Das Problem ist nun, dass der Server weniger Aufgaben (muss nicht auf ein Panel zeichnen) in seinem Loop hat als die Clients und daher den Loop öfters durchlauft. Folglich findet also die Berechnung der aktuellen Position auf dem Server öfters statt als auf den Clients. Aufgrund dessen hat sich der Spieler1 auf dem Server bereits viel weiter bewegt als bei den Clients. Es wird zwar wieder in regelmäßigen Abständen die aktuelle Position von Spieler1 des Servers an die Clients gesendet, jedoch ist die Differenz von Spieler1 auf dem Server und der Position von Spieler1 auf den Clients so groß, dass das Spiel nicht spielbar ist.

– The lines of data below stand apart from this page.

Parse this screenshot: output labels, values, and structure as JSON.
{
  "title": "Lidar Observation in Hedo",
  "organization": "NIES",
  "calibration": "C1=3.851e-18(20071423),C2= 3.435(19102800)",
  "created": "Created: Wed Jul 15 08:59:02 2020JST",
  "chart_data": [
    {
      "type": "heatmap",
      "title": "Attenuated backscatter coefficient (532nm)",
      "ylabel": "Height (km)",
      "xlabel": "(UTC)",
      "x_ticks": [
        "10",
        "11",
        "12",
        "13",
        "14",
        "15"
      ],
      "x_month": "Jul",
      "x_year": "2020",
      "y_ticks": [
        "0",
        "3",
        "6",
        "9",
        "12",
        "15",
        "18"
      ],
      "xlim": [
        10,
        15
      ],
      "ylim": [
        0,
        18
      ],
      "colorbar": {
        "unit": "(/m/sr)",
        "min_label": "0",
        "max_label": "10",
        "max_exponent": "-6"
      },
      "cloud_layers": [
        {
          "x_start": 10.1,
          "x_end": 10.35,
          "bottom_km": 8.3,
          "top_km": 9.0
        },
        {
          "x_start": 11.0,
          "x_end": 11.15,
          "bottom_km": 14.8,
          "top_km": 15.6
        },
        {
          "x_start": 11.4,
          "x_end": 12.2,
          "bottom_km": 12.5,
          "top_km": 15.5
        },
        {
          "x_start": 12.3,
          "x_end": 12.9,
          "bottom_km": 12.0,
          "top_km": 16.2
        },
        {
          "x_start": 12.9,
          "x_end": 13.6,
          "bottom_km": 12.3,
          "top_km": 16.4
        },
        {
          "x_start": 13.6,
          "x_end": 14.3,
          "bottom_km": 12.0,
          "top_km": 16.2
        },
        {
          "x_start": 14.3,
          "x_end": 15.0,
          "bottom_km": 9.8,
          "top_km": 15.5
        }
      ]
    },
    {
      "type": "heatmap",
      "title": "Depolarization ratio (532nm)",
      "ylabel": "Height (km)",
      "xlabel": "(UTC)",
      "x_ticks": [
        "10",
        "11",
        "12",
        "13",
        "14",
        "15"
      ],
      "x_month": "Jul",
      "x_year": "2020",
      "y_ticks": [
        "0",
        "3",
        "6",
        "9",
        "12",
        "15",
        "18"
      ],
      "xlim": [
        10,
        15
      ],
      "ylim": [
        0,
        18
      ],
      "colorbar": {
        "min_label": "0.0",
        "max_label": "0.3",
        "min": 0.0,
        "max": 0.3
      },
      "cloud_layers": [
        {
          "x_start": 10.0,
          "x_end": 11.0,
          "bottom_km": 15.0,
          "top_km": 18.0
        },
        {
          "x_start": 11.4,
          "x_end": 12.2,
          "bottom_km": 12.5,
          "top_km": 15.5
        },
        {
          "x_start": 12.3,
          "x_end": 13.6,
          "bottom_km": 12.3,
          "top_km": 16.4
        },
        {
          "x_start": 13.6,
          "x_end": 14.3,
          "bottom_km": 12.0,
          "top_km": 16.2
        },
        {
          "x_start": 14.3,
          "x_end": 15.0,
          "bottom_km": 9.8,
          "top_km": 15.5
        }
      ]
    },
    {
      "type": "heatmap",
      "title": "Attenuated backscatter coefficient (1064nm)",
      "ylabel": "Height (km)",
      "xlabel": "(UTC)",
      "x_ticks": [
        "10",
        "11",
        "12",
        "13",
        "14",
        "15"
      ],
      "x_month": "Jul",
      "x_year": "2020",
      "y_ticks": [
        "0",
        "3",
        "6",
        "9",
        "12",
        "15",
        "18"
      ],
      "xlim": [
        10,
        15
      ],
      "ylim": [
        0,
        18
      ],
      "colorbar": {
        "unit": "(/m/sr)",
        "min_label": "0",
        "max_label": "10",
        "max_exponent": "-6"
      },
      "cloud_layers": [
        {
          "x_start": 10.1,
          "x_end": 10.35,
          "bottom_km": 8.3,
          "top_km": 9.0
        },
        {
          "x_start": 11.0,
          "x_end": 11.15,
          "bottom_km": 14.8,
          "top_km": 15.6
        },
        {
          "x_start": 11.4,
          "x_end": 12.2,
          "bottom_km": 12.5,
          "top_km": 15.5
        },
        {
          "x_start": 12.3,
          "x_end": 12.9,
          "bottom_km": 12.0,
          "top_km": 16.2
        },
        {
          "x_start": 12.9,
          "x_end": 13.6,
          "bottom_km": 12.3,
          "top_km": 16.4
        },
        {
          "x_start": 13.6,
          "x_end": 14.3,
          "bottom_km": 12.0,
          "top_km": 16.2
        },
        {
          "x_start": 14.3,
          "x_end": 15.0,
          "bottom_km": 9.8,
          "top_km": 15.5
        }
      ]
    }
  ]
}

Ich habe das Spiel in einem kleinen Heimnetzwerk getestet und kann daher ausschließen, das das Netzwerk zu langsam ist. Mir ist bewusst, dass ich beim senden der akteullen Position vom Server an die Clients eine Verzögerung durch das Netzwerk habe und infolge dessen beim Empfangen so einer "Positionsnachricht" es bei den Clients "ruckelt", jedoch kann ich ausschließen das dies der Grund für die großen Sprünge ist.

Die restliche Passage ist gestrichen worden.